Chef Charlie Palmer has always been a showman when it comes to wine—this is, after all, the chef who built a four-story glass wine tower in his Las Vegas restaurant; there, bottles are fetched by “wine angels” dangling from hoists and wearing tight uniforms covered in LED lightbulbs.

For his latest feat, Palmer presents the Cellar Dives program at his New York City flagship, Aureole, and it may be even more intriguing. Every Saturday night, sommelier Morgan Harris retrieves a few choice aged bottles from the restaurant’s 15,000-bottle cellar—say, Château Léoville Barton 1998 Bordeaux—and pours them by the glass. At the beginning of the night, each glass is $65. Then, the clock starts ticking. Every hour, the price of the pour drops $10 until 9 pm, when a glass can be had for just $25—if there is any left.

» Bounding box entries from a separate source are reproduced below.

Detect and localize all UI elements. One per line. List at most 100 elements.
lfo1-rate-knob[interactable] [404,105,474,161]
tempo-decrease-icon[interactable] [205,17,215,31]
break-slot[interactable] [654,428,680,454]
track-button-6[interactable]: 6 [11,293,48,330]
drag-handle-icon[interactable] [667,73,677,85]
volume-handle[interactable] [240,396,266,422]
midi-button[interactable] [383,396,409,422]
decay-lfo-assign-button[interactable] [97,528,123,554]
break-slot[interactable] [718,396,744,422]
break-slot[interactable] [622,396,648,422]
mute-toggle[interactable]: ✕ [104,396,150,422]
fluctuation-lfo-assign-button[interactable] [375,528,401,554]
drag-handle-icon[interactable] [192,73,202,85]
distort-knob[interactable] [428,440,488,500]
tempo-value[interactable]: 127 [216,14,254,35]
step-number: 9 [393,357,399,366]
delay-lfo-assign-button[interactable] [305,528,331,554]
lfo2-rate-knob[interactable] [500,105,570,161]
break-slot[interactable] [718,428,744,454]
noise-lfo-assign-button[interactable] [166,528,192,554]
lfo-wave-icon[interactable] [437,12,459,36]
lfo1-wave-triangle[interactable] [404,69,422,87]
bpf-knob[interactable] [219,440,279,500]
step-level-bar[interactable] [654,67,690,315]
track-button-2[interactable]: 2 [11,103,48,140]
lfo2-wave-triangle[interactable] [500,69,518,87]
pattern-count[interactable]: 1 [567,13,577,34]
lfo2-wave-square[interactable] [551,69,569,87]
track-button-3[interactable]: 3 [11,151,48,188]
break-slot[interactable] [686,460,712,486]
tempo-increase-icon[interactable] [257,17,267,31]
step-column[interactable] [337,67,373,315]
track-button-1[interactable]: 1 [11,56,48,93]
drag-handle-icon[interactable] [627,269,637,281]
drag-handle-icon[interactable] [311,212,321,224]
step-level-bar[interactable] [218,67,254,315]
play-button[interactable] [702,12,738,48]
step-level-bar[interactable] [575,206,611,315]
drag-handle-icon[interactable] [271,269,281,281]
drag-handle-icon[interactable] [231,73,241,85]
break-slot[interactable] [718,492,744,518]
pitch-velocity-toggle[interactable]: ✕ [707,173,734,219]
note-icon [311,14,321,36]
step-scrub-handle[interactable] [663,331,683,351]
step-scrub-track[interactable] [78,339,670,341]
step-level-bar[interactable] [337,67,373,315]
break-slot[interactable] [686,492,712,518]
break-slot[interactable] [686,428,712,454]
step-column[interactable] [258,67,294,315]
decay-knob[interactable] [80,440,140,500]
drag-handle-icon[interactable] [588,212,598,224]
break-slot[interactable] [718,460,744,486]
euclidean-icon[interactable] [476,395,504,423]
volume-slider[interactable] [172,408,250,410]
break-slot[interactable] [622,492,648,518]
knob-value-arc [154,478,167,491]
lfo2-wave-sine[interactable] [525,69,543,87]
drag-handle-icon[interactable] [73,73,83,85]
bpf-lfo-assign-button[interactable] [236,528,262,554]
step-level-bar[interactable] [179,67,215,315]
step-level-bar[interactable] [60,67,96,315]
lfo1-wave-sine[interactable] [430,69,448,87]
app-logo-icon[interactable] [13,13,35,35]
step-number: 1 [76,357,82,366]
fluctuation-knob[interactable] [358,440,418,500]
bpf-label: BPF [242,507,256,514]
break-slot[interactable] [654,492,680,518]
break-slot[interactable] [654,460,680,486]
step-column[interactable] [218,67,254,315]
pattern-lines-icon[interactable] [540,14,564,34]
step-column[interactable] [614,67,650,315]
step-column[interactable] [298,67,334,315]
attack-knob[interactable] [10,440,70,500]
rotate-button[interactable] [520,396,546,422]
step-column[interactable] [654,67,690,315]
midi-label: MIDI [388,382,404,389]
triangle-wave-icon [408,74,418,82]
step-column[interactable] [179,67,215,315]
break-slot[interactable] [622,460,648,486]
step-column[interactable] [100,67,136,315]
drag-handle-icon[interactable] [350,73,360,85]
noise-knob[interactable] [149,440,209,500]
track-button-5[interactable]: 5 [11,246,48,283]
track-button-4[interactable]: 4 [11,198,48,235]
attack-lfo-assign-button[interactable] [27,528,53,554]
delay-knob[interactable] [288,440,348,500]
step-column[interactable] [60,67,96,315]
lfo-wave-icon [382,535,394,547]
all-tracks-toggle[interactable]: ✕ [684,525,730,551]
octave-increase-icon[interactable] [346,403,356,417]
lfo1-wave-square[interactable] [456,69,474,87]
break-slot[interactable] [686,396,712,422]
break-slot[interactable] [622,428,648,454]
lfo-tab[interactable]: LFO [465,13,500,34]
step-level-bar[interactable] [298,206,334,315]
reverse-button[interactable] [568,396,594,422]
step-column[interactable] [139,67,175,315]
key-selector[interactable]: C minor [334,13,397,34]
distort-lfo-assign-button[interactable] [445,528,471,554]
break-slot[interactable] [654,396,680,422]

Palmer’s clever game of chicken puts Aureole on the short list of restaurants that pour vintage wines by the glass. But perhaps we’ll be seeing more programs like this as interest in wine grows, as does the availability of older bottles, according to Harris.

wine cellar at Aureole

Aureole’s Wine Cellar  Photo: Courtesy Pete Thompson

“We’re living in a sort of golden era for buying bottle-matured wines, as the original generation of American collectors are now either dying or realizing they have more wine than they could drink in their lifetimes,” he says. “You need to cherry-pick producers, regions, and vintages to really get the best value. But, you know, that’s what sommeliers are paid to do.”

His September lineup offers up the proof: It includes Château Dauzac 1995 Margaux on Sept. 9, Felsina Berardenga Rancia 1997 Chianti Classico Riserva on Sept. 16, Château Grand-Puy-Lacoste 1999 Pauillac on Sept. 23, and that Château Léoville Barton 1998 Pauillac on Sept. 30.